Each year in the United States, 1.1 million burn injuries require medical attention according to the Center for Disease Control and Prevention. Children aged 5 to 14 years old are at the highest risk — comprising 80 percent of those injuries. And burn incidences nearly double across the country on July 4th, alone.
Many burn victims were using barbecue grills, according to Cairns. But he said a full 40 percent of people burned on Independence Day were using fireworks, sparklers being the most common type.
“It’s really important for people to realize how hot they are and how quickly things can go bad,” said Cairns.
Cairn’s burn center is one of only two comprehensive burn centers in North Carolina. There are only 200 special burn care centers in the United States. Cairns said burn treatment is especially difficult because it doesn’t end when the patient is discharged.
“Once people have an injury, we work with them with them for the rest of their lives,” said Cairns. “There’s psychological as well as physical pain.”

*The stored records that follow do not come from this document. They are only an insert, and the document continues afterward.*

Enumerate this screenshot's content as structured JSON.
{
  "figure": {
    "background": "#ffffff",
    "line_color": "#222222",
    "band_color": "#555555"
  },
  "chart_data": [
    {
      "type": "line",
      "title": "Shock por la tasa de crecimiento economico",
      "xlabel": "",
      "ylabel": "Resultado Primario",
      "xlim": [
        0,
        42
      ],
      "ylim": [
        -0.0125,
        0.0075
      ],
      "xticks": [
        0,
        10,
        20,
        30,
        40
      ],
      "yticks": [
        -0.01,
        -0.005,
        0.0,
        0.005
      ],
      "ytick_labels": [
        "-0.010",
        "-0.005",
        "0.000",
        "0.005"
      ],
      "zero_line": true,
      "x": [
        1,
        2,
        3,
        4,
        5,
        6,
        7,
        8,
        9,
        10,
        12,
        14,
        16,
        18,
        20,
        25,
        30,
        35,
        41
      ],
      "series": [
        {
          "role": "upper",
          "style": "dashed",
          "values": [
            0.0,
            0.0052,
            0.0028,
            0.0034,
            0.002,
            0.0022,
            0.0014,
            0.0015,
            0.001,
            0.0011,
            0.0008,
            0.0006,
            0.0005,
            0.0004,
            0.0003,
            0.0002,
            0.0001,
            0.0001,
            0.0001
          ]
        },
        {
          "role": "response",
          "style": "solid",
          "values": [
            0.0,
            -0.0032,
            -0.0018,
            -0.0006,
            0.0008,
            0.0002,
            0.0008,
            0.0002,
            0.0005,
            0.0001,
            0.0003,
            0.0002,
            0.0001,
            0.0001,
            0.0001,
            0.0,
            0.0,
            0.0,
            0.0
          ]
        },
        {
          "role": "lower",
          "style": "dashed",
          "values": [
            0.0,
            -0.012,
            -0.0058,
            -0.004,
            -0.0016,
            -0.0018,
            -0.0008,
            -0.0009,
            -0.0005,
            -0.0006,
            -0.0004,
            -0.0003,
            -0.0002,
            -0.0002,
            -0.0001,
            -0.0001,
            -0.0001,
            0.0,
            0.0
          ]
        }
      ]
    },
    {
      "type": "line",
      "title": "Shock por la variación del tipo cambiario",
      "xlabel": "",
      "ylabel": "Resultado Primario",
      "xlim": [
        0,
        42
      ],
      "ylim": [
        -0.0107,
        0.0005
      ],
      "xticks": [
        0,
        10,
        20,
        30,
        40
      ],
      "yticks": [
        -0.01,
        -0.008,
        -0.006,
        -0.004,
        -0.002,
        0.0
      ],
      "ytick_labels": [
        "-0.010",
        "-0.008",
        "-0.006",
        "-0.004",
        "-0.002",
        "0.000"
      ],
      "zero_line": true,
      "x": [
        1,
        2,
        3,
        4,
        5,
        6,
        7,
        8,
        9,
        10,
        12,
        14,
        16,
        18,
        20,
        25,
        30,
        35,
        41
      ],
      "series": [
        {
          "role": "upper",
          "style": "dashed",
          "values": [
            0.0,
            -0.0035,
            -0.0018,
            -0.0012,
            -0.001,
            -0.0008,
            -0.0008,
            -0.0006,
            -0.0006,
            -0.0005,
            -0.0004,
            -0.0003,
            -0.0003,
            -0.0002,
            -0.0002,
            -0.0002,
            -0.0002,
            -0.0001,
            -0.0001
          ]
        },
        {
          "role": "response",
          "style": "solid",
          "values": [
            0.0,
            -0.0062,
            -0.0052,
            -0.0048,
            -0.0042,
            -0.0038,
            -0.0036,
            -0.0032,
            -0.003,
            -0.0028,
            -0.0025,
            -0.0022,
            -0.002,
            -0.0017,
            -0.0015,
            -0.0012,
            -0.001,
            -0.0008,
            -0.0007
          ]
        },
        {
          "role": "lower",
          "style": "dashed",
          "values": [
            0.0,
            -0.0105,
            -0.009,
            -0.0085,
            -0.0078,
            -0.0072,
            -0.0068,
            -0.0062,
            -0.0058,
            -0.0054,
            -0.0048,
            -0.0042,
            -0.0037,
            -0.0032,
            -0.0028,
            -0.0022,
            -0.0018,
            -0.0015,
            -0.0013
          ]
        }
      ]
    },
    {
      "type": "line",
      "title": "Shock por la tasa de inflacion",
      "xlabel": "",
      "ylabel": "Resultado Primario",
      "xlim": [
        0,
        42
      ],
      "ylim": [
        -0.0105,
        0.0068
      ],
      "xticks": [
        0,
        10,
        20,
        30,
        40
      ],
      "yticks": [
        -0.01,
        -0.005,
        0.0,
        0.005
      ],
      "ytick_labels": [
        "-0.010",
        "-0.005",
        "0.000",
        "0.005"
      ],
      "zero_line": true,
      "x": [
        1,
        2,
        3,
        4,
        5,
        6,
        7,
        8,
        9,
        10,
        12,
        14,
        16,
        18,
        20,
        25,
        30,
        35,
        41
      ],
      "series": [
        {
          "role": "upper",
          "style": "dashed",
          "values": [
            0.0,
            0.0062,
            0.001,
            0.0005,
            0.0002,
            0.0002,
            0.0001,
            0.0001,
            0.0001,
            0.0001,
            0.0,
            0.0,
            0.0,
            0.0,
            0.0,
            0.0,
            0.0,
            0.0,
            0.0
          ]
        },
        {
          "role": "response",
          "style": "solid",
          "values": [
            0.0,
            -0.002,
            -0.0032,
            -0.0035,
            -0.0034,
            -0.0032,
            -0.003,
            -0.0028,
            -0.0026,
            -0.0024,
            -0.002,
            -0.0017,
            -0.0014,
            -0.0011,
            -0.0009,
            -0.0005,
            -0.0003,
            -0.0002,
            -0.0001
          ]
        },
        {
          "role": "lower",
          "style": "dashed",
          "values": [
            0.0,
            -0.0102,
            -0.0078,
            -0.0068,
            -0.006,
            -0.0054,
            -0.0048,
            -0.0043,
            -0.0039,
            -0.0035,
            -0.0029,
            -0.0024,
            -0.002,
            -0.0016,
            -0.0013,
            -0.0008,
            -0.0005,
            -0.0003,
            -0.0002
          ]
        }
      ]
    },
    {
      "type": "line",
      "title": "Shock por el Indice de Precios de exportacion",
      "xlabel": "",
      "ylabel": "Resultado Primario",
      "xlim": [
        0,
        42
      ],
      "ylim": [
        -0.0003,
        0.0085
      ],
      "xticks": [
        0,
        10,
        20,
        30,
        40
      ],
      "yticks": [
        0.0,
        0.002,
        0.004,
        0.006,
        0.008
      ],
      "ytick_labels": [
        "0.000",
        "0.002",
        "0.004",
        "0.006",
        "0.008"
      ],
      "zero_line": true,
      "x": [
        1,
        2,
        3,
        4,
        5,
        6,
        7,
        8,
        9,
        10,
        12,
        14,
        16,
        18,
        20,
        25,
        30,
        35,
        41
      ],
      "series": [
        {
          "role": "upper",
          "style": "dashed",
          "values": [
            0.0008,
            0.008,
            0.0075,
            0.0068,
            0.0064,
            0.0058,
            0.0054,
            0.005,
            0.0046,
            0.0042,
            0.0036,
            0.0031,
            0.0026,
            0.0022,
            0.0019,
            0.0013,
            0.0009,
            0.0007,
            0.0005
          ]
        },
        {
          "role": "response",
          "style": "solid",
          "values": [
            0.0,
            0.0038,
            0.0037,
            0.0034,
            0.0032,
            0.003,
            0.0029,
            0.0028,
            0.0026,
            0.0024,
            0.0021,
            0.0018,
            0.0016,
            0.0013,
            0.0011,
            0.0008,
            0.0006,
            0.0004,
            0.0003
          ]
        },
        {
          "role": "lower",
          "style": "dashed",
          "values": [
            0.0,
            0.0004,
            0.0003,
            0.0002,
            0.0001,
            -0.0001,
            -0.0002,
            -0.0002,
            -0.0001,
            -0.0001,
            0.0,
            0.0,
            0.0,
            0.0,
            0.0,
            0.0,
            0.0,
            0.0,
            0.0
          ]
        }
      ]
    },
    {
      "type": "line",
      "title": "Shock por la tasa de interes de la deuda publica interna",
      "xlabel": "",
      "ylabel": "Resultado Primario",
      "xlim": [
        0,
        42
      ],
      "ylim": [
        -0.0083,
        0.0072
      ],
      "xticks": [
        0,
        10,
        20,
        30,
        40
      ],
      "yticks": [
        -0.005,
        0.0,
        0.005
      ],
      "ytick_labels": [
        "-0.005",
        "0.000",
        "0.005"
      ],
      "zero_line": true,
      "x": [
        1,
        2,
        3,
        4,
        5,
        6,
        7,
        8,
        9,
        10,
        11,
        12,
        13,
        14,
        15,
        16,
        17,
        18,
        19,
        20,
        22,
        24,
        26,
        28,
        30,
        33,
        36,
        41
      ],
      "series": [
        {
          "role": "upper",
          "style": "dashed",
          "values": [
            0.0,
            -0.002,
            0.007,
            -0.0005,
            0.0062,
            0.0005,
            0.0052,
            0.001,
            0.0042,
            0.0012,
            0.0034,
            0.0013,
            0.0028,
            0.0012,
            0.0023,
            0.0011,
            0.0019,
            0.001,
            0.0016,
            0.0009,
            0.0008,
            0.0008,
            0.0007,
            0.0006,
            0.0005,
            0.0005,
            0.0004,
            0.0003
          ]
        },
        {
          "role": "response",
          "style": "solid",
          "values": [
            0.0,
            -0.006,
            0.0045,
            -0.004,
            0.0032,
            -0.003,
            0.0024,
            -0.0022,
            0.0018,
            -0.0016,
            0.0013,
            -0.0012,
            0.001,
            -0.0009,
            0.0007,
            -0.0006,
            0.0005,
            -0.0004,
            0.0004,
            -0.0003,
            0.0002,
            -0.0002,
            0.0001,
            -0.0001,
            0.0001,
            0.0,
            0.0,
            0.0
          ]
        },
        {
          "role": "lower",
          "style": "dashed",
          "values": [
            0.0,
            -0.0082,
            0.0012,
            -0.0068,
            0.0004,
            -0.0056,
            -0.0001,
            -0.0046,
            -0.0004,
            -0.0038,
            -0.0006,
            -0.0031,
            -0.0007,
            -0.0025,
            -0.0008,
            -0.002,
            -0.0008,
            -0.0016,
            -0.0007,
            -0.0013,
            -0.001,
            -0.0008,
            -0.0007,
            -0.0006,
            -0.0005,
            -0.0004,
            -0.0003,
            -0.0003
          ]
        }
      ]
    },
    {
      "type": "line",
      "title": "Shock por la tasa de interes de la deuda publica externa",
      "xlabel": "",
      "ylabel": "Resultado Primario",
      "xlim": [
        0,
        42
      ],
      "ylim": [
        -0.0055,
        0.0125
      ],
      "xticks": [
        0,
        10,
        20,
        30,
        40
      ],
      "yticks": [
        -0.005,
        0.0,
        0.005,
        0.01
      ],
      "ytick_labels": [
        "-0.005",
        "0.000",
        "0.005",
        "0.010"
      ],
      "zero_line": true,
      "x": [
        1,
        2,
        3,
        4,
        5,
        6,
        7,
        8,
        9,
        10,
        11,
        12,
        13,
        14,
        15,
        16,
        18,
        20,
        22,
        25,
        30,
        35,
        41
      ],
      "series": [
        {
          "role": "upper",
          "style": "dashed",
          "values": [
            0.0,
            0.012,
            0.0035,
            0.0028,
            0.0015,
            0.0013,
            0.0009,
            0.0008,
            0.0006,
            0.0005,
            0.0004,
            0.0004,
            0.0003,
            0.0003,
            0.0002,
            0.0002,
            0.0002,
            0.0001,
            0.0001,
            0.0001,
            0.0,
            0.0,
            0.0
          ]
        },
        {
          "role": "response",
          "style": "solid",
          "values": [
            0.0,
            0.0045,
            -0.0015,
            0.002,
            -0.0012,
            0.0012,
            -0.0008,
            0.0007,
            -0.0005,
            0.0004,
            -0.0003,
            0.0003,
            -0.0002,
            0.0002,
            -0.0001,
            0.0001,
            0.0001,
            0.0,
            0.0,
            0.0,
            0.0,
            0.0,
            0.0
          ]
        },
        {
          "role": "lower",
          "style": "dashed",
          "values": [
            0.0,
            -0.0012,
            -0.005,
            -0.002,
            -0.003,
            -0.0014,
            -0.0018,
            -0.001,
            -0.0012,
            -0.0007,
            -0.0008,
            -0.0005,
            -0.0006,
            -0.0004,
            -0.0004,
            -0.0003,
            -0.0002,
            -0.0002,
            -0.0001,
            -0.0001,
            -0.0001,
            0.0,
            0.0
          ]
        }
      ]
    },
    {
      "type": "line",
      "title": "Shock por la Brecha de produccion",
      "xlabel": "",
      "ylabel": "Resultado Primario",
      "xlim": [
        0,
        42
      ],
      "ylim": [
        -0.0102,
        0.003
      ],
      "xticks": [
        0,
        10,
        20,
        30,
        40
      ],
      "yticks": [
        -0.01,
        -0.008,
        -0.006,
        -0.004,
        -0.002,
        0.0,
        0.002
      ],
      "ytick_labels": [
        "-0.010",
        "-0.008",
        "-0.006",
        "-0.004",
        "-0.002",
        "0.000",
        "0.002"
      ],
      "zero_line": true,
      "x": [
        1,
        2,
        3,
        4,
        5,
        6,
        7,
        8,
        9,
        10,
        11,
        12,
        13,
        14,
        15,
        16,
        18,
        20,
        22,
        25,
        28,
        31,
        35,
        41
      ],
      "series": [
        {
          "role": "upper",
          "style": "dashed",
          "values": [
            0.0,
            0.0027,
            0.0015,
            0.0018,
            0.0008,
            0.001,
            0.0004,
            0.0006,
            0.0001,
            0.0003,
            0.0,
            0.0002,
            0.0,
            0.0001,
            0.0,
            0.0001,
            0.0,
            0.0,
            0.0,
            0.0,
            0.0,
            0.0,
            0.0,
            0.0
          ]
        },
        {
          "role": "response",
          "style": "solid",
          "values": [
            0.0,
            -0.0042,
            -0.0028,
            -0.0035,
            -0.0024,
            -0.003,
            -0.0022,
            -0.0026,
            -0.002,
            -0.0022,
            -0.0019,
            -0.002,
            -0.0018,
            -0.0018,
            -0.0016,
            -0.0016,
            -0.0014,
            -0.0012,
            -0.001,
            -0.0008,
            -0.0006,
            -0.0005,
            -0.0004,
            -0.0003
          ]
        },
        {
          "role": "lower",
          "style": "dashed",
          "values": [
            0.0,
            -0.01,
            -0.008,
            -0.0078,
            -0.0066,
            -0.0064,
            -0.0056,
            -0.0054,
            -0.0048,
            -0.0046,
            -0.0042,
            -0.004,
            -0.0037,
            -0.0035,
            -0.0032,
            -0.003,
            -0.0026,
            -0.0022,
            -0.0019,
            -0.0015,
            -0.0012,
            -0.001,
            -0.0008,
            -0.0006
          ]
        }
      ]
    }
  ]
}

Cairns said the volume in the center has been substantial enough for them to expand this year from 21 ICU beds to 25.
“We’re one of the few businesses that would like to be put out of business,” said Cairns. “Really the only way to treat a burn is to prevent it.”
Cairns recommends this holiday week that families take extra preventive measures to avoid burns due to the record-breaking high temperatures.
“If you are setting off fireworks, use common sense,” said Cairns. “Don’t set off in a dry, hot area that can ignite.”
Cairns also recommends to have water on hand and not to let young children run with sparklers.
“I couldn’t tell you how many times I’ve heard ‘It happened too fast’ or ‘I didn’t think it could happen to me,’” said Cairns. “If you are burned, do not but butter or lotion on it. Use cool water, not cold. And then if it’s still painful, see your healthcare provider and if it’s severe enough they’ll send you here.”
What to do if you get burned:
- Stop the burning process immediately. Small burns may be cooled with water; large burns need to be covered with a dry sheet.
- Clean the injury with mild soap and water.
- Remove clothing, jewelry, shoes before swelling.
- Apply a small amount of antimicrobial ointment.
- Cover wound loosely with gauze or sterile dressing.
- Do NOT apply butter, grease, or ointment.
- Do NOT soak the wound in ice water.
- Do NOT break blisters.
- Do NOT remove clothing that sticks to a burn.